Thursday, Sept. 10

No musical genre, it’s fair to say, pays as much attention or gives as many opportunities to its formal students than jazz does. Jazz education remains a controversial front, but it’s also an indispensable component of the apparatus, in part because it provides a means of employment and resources for its faculty. And it’s the faculty, not the student, who are taking center stage at the University of Maryland’s second annual NextNOW Fest, a welcoming party for the students and the kickoff to the season at the university’s Clarice Smith Performing Arts Center. Saxophonist (and UMUC Jazz Ensemble director) Chris Vadala, trumpeter Chris Gekker, guitarist Gerry Kunkel, pianist Jon Ozment, bassist Tom Baldwin, and drummer Chuck Redd are joined by acclaimed vocalist and UMD alum Lena Seikaly to get the jazz ball rolling in College Park. They perform at 6:30 p.m. at the Clarice Smith Performing Arts Center on the University of Maryland campus.
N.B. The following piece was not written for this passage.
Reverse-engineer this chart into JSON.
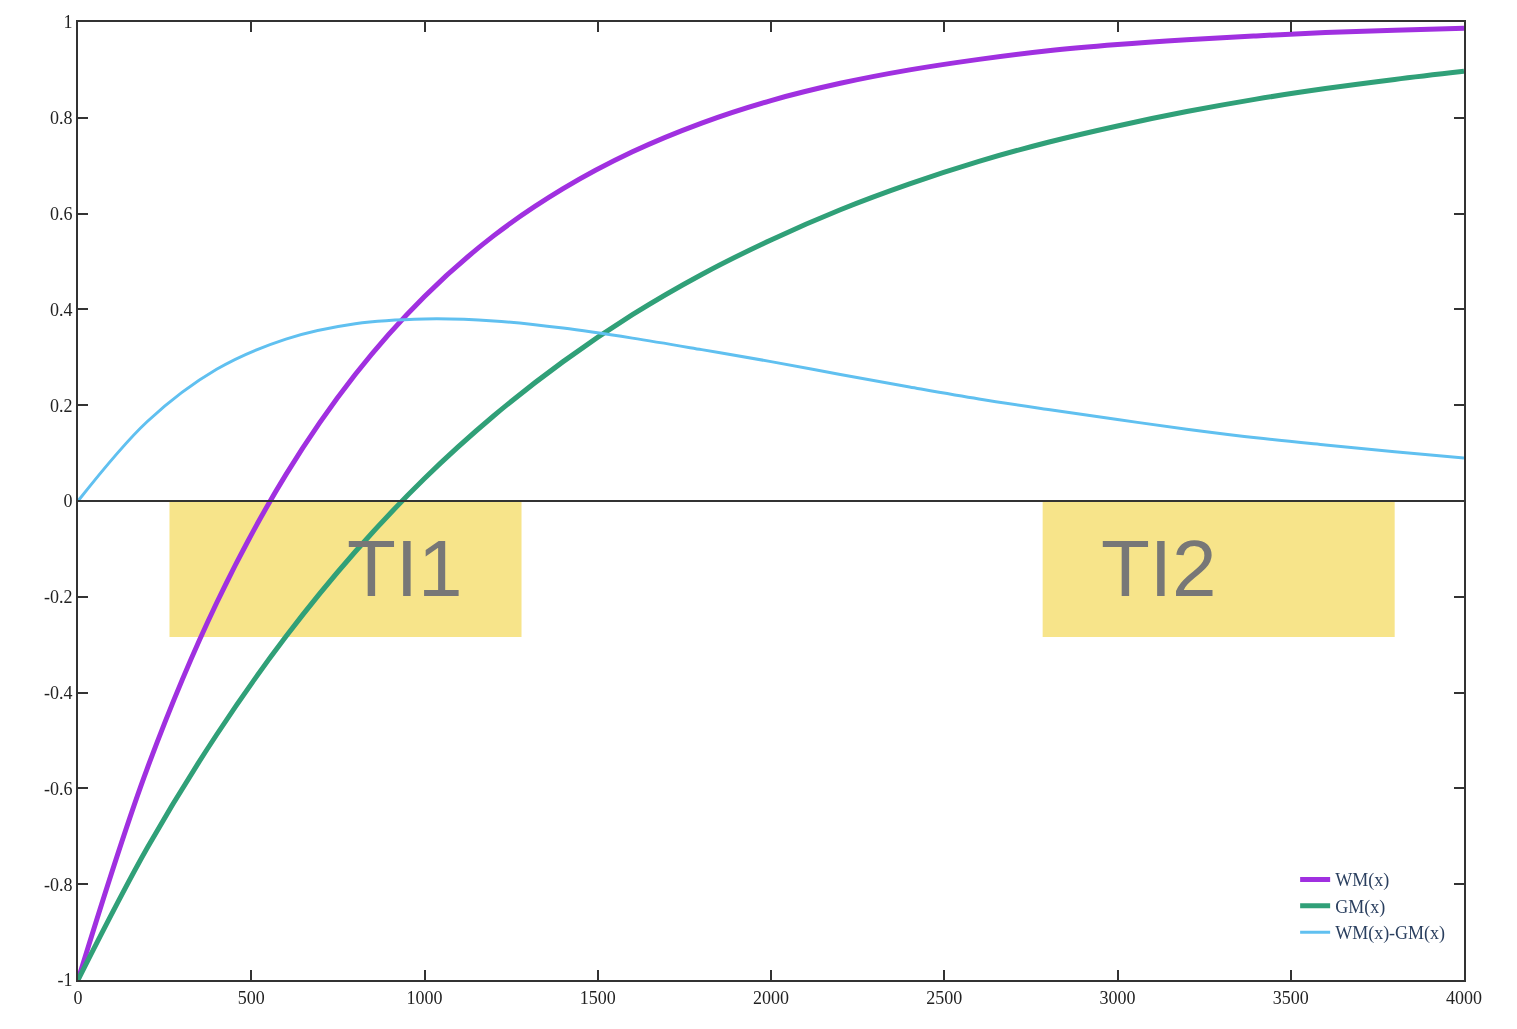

Free.

Friday, Sept. 11/Saturday, Sept. 12

Jason Moran was once a skater, still gets excited by watching what they do, and has in the past improvised music as skaters worked a ramp at San Francisco’s SFJAZZ. This week, he returns to that particular well—or shall we say bowl?—of inspiration, bringing his trio Bandwagon (with bassist Tarus Mateen and drummer Nasheet Waits) to once again accompany a group of athletes on skateboards. As you’ve probably heard by now, the Kennedy Center is now hosting a temporary skatepark, complete with a large bowl built on the Front Plaza by a contingent of local skaters and builders. It’s the center of a two-week festival (“Finding a Line: Skateboarding, Music, and Media”) that’s intended to highlight skateboarding as an American cultural touchstone, and it continues with two nights of performance by Moran and Bandwagon while skaters shred the bowl. Jason Moran and Bandwagon perform on the Kennedy Center’s Front Plaza, 2700 F St. NW. $22.

Sunday, Sept. 13

I’ve called Mary Halvorson “the greatest guitarist of her generation,” or some variation thereon, more than once. Never has that been more apparent than on her newly released solo guitar album, Meltframe, a set that’s by turns scalding, plaintive, haunting, and startlingly lyrical. Throughout, she paints with her trademark colors, including glowing resonances and notes that don’t merely bend, they take hairpin turns. Her fellow traveler and often bandmate (both in each other’s bands and as sidemen in others’), Ches Smith, travels similarly unique paths. Smith is a drummer, but he’s very much interested in the sonic colors that they offer him, like a percussionist: He can play a conventional drum line, but then repeat a rimshot for a full minute, or run across the kit with sticks and then again with mallets. (Smith also plays vibraphone and some electronic instruments, and approaches them very much the same way.) These are two originals, performing solo sets back to back. How can you turn away? Mary Halvorson and Ches Smith perform at 8 p.m. at Paperhaus, 4912 3rd St. NW. $15 suggested donation.

Wednesday, Sept. 16

The growling articulation in Clifton Anderson‘s trombone playing is a thing to behold. Trombone gets a bit of a short shrift in jazz, leaving this excellent trombonist somewhat out in the cold. That’s tempered by the fact that Anderson has been playing for a quarter century with Sonny Rollins; still, working with the man some consider the greatest jazz improviser who ever lived must result in being overshadowed. But sharing the front lines with Sonny has also been the world’s most formidable finishing school. Anderson has developed a remarkable ability to build a solo, featuring a smart alternation of short- and long-note lines that is inherently tense, and a sneaky way of lobbing harmonic explorations via passing notes. His, in short, is a name that we should all be much more familiar with. Clifton Anderson performs at 8 and 10 p.m. at Blues Alley, 1073 Wisconsin Ave. NW. $22.50.